High protein, high fiber foods are more filling due to sheer bulk than a liter of sugar water. There are few limits to how much easily digestible liquified sugar an overeater can take, but even the biggest, most stretched out stomach can only hold so much bulk which takes time to digest.
That is a huge part of the problem. The temptation is literally always there. It takes very little effort to find and consume these items, and the effect is immediately pleasurable. It’s just too easy to give in to the temptation.
I can remember when cigarettes were cheap and sold in vending machines, and when cigarette ads ran on TV and could be found in newspapers and magazines. We had a lot more smokers back then. Kids would get hooked in high school, and by the time they were old enough to understand the long-term health implications, they couldn’t quit.
Removing the constant temptation of cigarettes everywhere and making a smoking habit too expensive for the average kid to afford has done a lot to reduce the smoking rate in this country.
I don’t have the cites in front of me at the moment, but some studies have shown that food engineered to be hyper-palatable activates the same centers of the brain as addictive substances like nicotine and cocaine. So yes, in at least some people it probably IS literally an addiction. And unfortunately addiction is tough to treat (most smokers never succeed in quitting long-term, nor do most alcoholics). So these foods present a problem. Some people can consume them safely, but others cannot. So how to we deal with that problem? With alcohol and tobacco, we’ve had to resort to a combined approach of public education plus erecting barriers to easy sales. I don’t think, though, that we’re willing yet to erect the same sales restrictions on hyper-palatable foods.
Not quite. Studies have shown that the metabolism of someone who have been significantly obese for a number of years is permanently altered - they require about 15-20% fewer calories to maintain their non-obese weight than they would have if they had never become obese in the first place. And their metabolic parameters while they are holding that weight ARE identical to those of someone who literally IS starving to death. It makes no intuitive sense (after all, they aren’t starving at all, they are a normal weight), but that’s how their body reacts to the weight loss nonetheless. Add to that any cravings for the “addictive” foods, and it’s not so surprising that most people can’t sustain significant weight loss (defined as greater than 5-10% of their starting weight) indefinitely. Their own body is fighting against them, and it generally wins. Those who do succeed generally do so by developing the same sort of extreme eating discipline that anorexics use (which hardly qualifies as a healthy pattern of eating, regardless of the number of calories consumed).

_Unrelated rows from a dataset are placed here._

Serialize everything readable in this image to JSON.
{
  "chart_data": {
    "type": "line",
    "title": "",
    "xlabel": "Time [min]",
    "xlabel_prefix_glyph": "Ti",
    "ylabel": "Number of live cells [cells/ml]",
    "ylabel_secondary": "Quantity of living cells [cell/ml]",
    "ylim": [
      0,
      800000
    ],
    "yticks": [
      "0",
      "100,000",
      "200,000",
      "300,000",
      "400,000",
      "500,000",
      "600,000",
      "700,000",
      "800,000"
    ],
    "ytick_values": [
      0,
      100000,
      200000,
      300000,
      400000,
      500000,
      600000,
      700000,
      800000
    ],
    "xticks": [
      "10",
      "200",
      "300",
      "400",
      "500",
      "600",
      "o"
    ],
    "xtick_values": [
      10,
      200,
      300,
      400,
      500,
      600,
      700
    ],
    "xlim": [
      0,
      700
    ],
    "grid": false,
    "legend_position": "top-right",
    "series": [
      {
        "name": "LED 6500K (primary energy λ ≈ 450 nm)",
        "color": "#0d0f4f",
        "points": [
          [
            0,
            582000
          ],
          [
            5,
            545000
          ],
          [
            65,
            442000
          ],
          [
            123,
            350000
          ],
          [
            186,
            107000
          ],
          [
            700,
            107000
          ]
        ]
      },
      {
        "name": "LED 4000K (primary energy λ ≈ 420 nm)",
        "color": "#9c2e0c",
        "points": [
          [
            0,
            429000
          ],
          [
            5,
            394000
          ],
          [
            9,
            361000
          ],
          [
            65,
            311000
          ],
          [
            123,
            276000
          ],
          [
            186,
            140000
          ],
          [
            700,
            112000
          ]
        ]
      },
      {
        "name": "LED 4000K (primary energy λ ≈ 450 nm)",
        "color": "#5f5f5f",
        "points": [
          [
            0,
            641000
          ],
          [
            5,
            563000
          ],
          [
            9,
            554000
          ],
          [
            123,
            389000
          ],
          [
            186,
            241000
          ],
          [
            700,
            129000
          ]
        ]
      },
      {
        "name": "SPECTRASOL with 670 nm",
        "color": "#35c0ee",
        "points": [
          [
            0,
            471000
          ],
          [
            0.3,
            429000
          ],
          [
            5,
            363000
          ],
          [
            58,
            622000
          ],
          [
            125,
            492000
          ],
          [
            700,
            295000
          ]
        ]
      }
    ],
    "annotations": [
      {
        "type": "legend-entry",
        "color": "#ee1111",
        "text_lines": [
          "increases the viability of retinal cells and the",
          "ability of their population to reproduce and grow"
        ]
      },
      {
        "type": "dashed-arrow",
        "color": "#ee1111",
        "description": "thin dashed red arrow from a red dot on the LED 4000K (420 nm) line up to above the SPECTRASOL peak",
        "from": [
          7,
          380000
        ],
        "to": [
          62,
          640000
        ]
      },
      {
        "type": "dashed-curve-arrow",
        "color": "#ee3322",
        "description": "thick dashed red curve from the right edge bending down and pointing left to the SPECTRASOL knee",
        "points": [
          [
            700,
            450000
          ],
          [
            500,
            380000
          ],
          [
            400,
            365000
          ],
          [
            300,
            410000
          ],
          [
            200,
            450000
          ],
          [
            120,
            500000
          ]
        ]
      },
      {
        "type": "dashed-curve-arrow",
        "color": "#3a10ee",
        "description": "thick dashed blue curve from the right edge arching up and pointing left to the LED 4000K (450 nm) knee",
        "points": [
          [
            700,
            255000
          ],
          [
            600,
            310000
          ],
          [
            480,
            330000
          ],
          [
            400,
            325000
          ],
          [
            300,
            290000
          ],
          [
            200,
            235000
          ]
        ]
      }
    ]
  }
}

That’s why keeping kids from becoming obese in the first place is so very important. And to do that, we need to alter the general food environment in this country, so that it’s harder for kids to make bad food choices that offer short-term pleasure at the expense of long-term health. While public education can get us part of the way there, I don’t think it will get us all the way there. People generally choose short term-pleasure even at the cost of long-term pain, and children and teens especially can’t fully reason out the lifetime consequences of (for example) developing a soda habit.